Als Rico sich wieder beruhigt hatte, informierte er Chili über den
Fortgang im Fall Hastemir. Den Miniurlaub im Anschluss an das kommende
Wochenende, den sie eingeplant hatte, bat er sie zu verschieben.
»Wir haben zwei Fälle gleichzeitig. Die müssen vom Tisch.
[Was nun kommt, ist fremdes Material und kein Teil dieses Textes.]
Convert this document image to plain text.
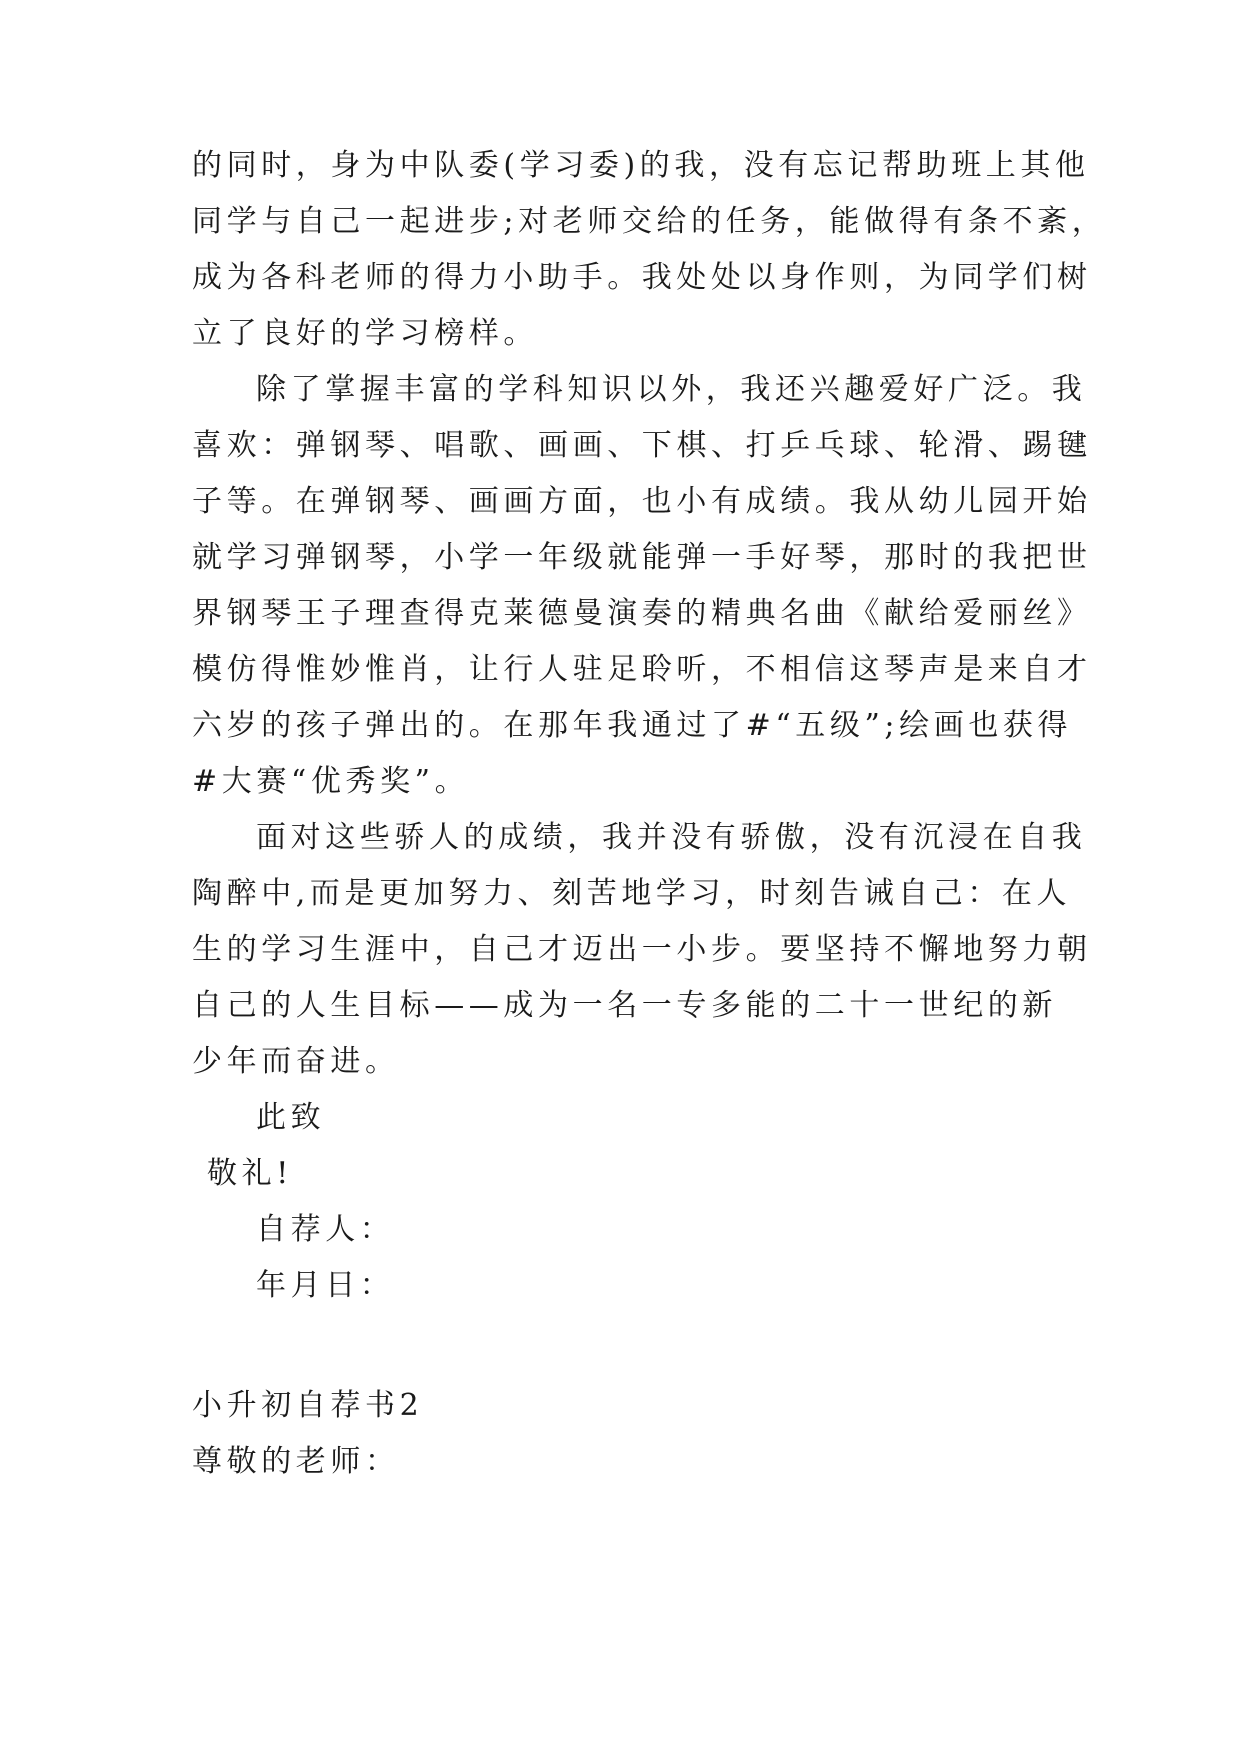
的同时，身为中队委(学习委)的我，没有忘记帮助班上其他
同学与自己一起进步;对老师交给的任务，能做得有条不紊，
成为各科老师的得力小助手。我处处以身作则，为同学们树
立了良好的学习榜样。
除了掌握丰富的学科知识以外，我还兴趣爱好广泛。我
喜欢：弹钢琴、唱歌、画画、下棋、打乒乓球、轮滑、踢毽
子等。在弹钢琴、画画方面，也小有成绩。我从幼儿园开始
就学习弹钢琴，小学一年级就能弹一手好琴，那时的我把世
界钢琴王子理查得克莱德曼演奏的精典名曲《献给爱丽丝》
模仿得惟妙惟肖，让行人驻足聆听，不相信这琴声是来自才
六岁的孩子弹出的。在那年我通过了#“五级”;绘画也获得
#大赛“优秀奖”。
面对这些骄人的成绩，我并没有骄傲，没有沉浸在自我
陶醉中,而是更加努力、刻苦地学习，时刻告诫自己：在人
生的学习生涯中，自己才迈出一小步。要坚持不懈地努力朝
自己的人生目标——成为一名一专多能的二十一世纪的新
少年而奋进。
此致
敬礼!
自荐人：
年月日：
小升初自荐书2
尊敬的老师：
Die Presse
wird bald wieder den Zeigefinger heben, und dann kommt auch der Präsident nicht
aus und wird Druck machen.«
Chili lief rot an und musterte ihn kritisch.
»Haben Sie das Alibi von Herrn Ottakring schon überprüft?«, fragte
er.
Doch bevor sie etwas sagen konnte, meldete sich sein Handy mit drei
Tönen. Eine SMS .
»Bericht an Sie gefaxt.«
Rico musste grinsen. Wenn man an den Teufel denkt …
»Na bitte«, sagte Chili leise. Ihre Gesichtsfarbe hatte sich wieder
normalisiert. »Dann kann ich ja doch den Urlaub nehmen.«
Rico wollte schon aufbrausen, beherrschte sich aber. »In der SMS werden bestimmt nicht die Täter entlarvt.